D'autre part, chez les Nzébi aussi les jumeaux sont vus
comme des génies113, singulièrement comme des
génies des eaux. Ce point de vue est partagé par le groupe
ethnolinguistique Gisir pour qui, les jumeaux sont liés aux
génies des eaux. Il y a une allusion faite entre le sexe de la femme
considéré comme le port de débarquement et les jumeaux
sont des navires qui viennent pour y accoster. Pour les Nzébi, l'annonce
des jumeaux se fait par un rêve prémonitoire ; simplement parce
qu'ils sont la réincarnation du numineux. On ne doit pas les contrarier,
de peur d'en subir les conséquences.
Ce qui fait que chez les Nzébi, cette
gémellité est célébrée avec faste, par des
cérémonies rituelles organisées autour de la
société sécrète Muudi. En définitive, les
jumeaux représenteraient des portes-bonheurs pour leurs familles, mais
aussi un facteur de grandeur sociale, prestige pour leurs parents.

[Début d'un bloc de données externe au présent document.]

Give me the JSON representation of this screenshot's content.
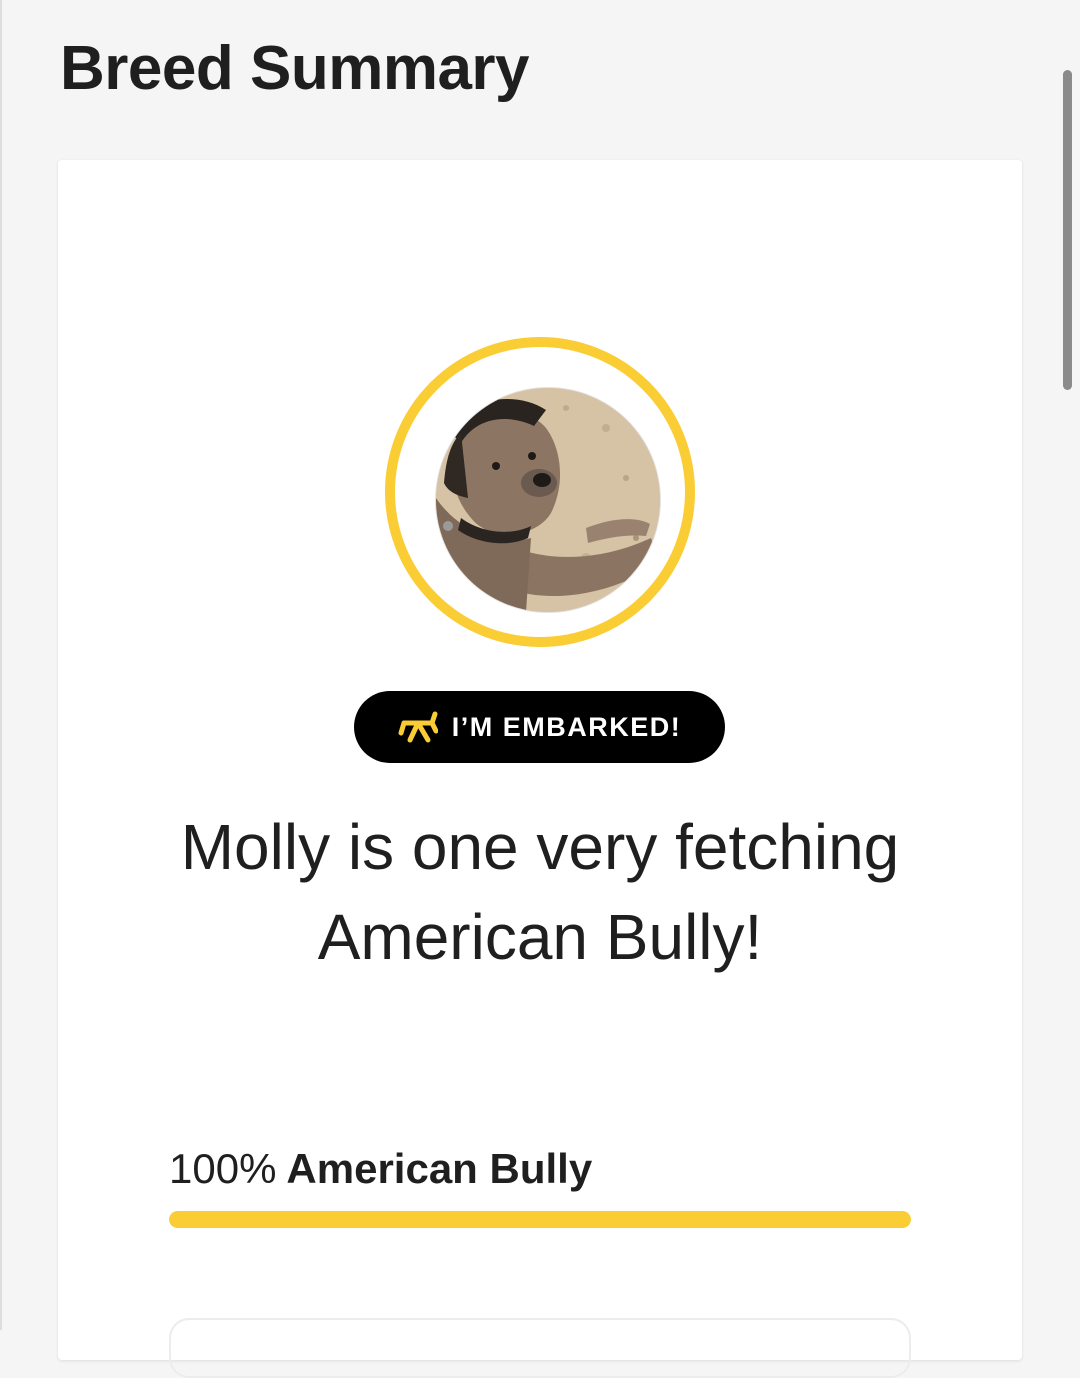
{
  "page": {
    "title": "Breed Summary"
  },
  "summary_card": {
    "photo_icon": "dog-photo",
    "badge": {
      "icon": "balloon-dog-icon",
      "label": "I’M EMBARKED!"
    },
    "headline": "Molly is one very fetching American Bully!",
    "breeds": [
      {
        "percent": "100%",
        "name": "American Bully",
        "fraction": 1.0
      }
    ]
  },
  "colors": {
    "accent_yellow": "#fbcd34",
    "badge_black": "#000000",
    "page_background": "#f5f5f5",
    "card_background": "#ffffff"
  }
}
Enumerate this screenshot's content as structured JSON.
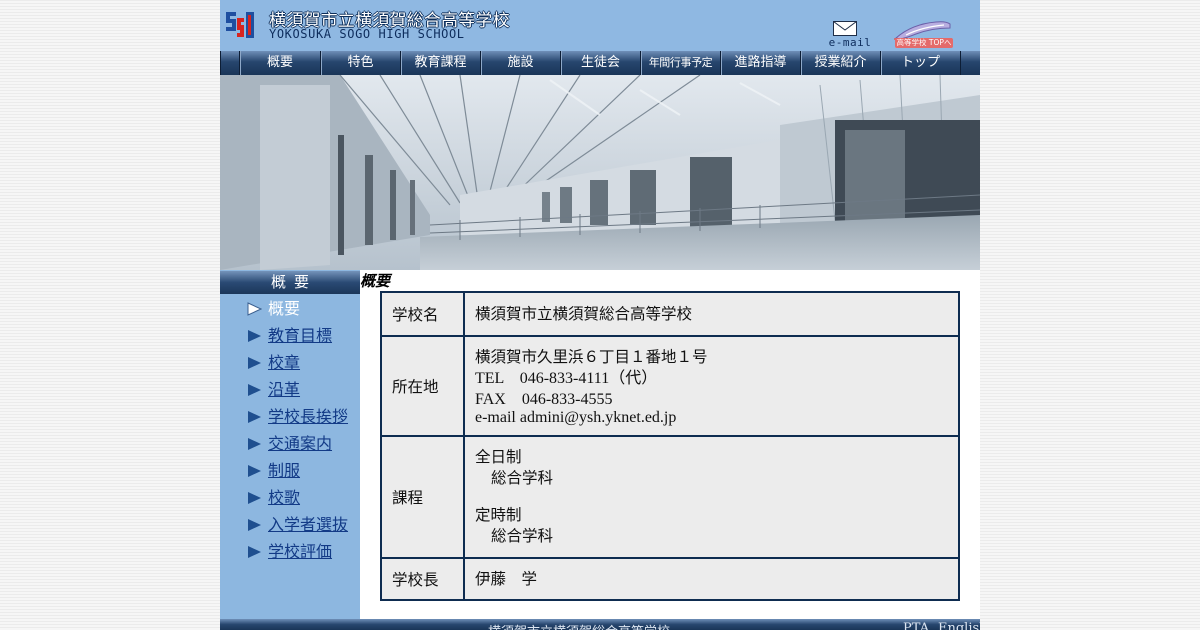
{
  "header": {
    "title_jp": "横須賀市立横須賀総合高等学校",
    "title_en": "YOKOSUKA SOGO HIGH SCHOOL",
    "email_label": "e-mail",
    "hs_top_label": "高等学校 TOPへ",
    "brand_color": "#8fb8e2",
    "nav_color": "#27466e"
  },
  "nav": {
    "items": [
      {
        "label": "概要"
      },
      {
        "label": "特色"
      },
      {
        "label": "教育課程"
      },
      {
        "label": "施設"
      },
      {
        "label": "生徒会"
      },
      {
        "label": "年間行事予定"
      },
      {
        "label": "進路指導"
      },
      {
        "label": "授業紹介"
      },
      {
        "label": "トップ"
      }
    ]
  },
  "sidebar": {
    "heading": "概要",
    "items": [
      {
        "label": "概要",
        "current": true
      },
      {
        "label": "教育目標"
      },
      {
        "label": "校章"
      },
      {
        "label": "沿革"
      },
      {
        "label": "学校長挨拶"
      },
      {
        "label": "交通案内"
      },
      {
        "label": "制服"
      },
      {
        "label": "校歌"
      },
      {
        "label": "入学者選抜"
      },
      {
        "label": "学校評価"
      }
    ]
  },
  "main": {
    "heading": "概要",
    "table": {
      "school_name_label": "学校名",
      "school_name": "横須賀市立横須賀総合高等学校",
      "location_label": "所在地",
      "address": "横須賀市久里浜６丁目１番地１号",
      "tel": "TEL　046-833-4111（代）",
      "fax": "FAX　046-833-4555",
      "email": "e-mail admini@ysh.yknet.ed.jp",
      "course_label": "課程",
      "course1_name": "全日制",
      "course1_dept": "総合学科",
      "course2_name": "定時制",
      "course2_dept": "総合学科",
      "principal_label": "学校長",
      "principal": "伊藤　学"
    }
  },
  "footer": {
    "name": "横須賀市立横須賀総合高等学校",
    "pta": "PTA",
    "english": "English"
  }
}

111 Pierre BOURDIEU, Choses dites, Paris, Editions de
Minuit, (coll. « Le sens Commun »), 1987, 228 p.
112 Ibid., p.187.
113 Confère les travaux de madame Florence BIKOMA,
Socialisation de la femme accomplie Mukaas wadya makoma bya chez les
Nzébi du Gabon, Thèse de Doctorat en
Ethnologie-Anthropologie, Université Montpellier III Paul VALERY, 2004,
457 pages.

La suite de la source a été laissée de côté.